Local health jobs to be cut

NORTH Coast health unions have been told jobs will go to maximise funding under a new Federal-State agreement intended to fix the nation’s health system.

NSW Nurses Association organiser Jo McKeough said she and a representative from the Health Services Union were told the area health service would cut 62 positions to maximise efficiency funding under the new arrangements.

However, Page MP Janelle Saffin accused the service of ‘not being truthful’ about the cuts, saying she understood they had ‘been on the books for a while’.

A spokesperson for the health service last night declined to comment directly on the claims, but released a statement saying the service was ‘assessing its resources to ensure that they are meeting patient needs within budget’.

Ms McKeough said union officials were told of the cuts at a meeting with senior administrators from the North Coast Area Health Service at Coffs Harbour on Wednesday, only hours before NSW Premier Kristina Keneally announced a revamp of the State’s eight area health services into 18 ‘local health networks’ from January 11.

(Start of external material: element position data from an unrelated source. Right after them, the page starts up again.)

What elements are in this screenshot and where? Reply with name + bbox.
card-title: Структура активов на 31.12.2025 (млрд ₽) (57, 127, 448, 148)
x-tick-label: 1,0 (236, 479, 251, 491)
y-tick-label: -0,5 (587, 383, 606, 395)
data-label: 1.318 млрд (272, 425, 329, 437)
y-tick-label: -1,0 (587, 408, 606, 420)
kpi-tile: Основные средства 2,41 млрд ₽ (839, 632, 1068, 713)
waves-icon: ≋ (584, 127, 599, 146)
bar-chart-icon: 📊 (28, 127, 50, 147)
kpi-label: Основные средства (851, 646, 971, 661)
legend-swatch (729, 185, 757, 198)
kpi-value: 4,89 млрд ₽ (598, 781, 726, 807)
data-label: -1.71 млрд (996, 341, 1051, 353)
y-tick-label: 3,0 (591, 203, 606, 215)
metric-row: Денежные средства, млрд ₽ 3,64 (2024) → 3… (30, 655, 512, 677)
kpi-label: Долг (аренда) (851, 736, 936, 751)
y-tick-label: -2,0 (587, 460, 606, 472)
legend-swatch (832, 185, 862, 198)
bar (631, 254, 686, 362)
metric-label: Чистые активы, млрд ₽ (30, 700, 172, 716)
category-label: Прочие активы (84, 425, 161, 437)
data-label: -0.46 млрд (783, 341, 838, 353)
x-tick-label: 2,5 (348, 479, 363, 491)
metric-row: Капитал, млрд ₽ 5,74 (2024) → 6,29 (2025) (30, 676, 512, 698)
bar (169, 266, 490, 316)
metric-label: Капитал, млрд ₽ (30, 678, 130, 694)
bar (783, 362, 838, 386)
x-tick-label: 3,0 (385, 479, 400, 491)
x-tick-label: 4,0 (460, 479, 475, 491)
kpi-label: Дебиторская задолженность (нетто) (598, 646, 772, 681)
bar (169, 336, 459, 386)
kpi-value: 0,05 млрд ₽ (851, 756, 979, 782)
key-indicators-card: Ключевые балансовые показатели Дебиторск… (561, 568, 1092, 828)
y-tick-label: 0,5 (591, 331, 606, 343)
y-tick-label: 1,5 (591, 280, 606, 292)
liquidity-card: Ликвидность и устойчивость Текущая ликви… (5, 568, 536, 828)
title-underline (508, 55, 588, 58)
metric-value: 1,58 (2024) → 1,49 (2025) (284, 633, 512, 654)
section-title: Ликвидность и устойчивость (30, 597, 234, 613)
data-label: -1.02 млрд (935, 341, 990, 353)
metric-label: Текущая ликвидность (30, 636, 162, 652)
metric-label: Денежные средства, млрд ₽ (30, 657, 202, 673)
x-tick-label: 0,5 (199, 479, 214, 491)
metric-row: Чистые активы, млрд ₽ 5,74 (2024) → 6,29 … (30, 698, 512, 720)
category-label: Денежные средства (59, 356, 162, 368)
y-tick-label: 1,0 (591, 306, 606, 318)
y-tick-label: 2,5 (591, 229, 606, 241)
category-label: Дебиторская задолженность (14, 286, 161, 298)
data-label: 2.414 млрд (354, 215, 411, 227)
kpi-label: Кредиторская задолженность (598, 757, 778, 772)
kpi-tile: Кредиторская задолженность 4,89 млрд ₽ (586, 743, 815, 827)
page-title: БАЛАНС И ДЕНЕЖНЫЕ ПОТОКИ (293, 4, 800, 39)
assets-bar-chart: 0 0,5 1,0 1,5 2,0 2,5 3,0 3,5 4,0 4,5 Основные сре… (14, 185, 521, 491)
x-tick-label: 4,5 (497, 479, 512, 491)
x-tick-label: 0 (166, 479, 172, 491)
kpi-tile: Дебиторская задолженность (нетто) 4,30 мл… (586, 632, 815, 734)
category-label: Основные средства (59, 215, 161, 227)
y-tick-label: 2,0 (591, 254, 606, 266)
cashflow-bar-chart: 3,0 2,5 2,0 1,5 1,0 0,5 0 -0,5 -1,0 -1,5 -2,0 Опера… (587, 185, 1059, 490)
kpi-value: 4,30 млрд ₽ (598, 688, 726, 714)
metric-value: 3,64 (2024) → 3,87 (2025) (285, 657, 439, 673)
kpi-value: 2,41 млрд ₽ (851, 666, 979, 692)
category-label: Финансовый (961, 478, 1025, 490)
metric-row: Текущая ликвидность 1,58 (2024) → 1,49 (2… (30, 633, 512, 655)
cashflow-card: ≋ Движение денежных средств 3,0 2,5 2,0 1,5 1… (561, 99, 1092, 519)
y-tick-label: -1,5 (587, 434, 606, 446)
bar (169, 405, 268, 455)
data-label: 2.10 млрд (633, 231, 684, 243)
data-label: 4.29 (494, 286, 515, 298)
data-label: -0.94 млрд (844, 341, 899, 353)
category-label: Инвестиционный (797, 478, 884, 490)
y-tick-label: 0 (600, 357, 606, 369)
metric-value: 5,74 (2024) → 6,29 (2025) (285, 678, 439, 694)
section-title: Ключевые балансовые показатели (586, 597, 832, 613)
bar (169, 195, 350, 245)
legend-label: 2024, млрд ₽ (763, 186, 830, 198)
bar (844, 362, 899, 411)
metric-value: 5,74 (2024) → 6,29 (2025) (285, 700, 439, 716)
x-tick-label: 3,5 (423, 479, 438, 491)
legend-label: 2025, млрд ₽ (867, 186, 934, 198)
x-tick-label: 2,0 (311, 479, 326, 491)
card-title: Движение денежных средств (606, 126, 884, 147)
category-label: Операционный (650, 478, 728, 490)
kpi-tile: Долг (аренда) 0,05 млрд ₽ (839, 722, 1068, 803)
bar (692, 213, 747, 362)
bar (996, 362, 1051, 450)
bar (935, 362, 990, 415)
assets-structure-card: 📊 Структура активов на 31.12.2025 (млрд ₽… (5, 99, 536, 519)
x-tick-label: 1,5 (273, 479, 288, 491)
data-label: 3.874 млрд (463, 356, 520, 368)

The Far North Coast’s network would be called the Northern Local Health Network and mimic the footprint of the old Northern Rivers Area Health Service. It would be run by a chief executive and a governing council made up of regional clinicians, health and healthcare management experts and community representatives.

Ms McKeough said the union officials were not told where the job cuts would be made, when they would happen or what positions were under threat.

However, she said she expected the cuts would be aimed at the Lismore, Grafton, Coffs Harbour, and Port Macquarie hospitals and would remove jobs, or at least hours, from fields such as nursing, cleaning and wardsmen.

Ms McKeough said the cuts would bring the health service slightly above the 400 positions it wanted to axe last year after the State Government cut $30 million from its budget.

She said administrators had based their case for the job cuts on efficiency comparisons between regional hospitals across NSW.

However, she questioned those figures, saying the comparisons were unfair.

For example, Ms McKeough said union officials were told Port Macquarie’s surgical unit was inefficient because it was too expensive.

She said most of the procedures performed there were expensive joint operations done by orthopaedic surgeons, which would push up the figures.

Ms McKeough said some of the ‘inefficiencies’ also appeared to be accounting issues.

After already losing hundreds of positions last year, the North Coast’s hospitals could not afford to lose any more nurses or general positions.

“They can’t work any harder or any faster and keep people safe,” she said.

Ms Saffin said she backed the nurses and fiercly denied Federal health reforms were to blame for the cuts.

“The community is not going to cop our nurses going,” Ms Saffin said.

In its statement last night, the health service said ‘assessing its resources’ was in line with a ‘commitment to continually provide high quality patient care’.

“The NCAHS can reassure the community that no permanent frontline staff will be affected, nor will there be any voluntary redundancies offered,” the statement read.

“Any changes that occur will be through natural attrition and redeployment.

“The NCAHS will continue to hold discussions and work in good faith with the unions and staff throughout this process.”

Lismore Base Hospital Medical Staff Council media liaison officer Dr Chris Ingall said he was disturbed by the prospect of a new round of job cuts.

He said about 40 positions within community health were already unfilled, with the health service refusing to replace staff.

A critical therapy position at Lismore Hospital’s children ward was recently axed without warning, he said.

“Basically, these positions also become cut positions because they won’t put a (recruitment) ad in the paper,” he said.

“The Medical Staff Council understands there are at least 40 unadvertised positions in community health locally but we are a little unsure how many positions are not being advertised in the acute care system.”

Dr Ingall said each time a position was cut it put extra pressure on other staff, creating potentially dangerous situation for patients, particularly in acute care.

A North Coast Area Health Service spokeswoman said the health service was currently recruiting for five community and allied health positions.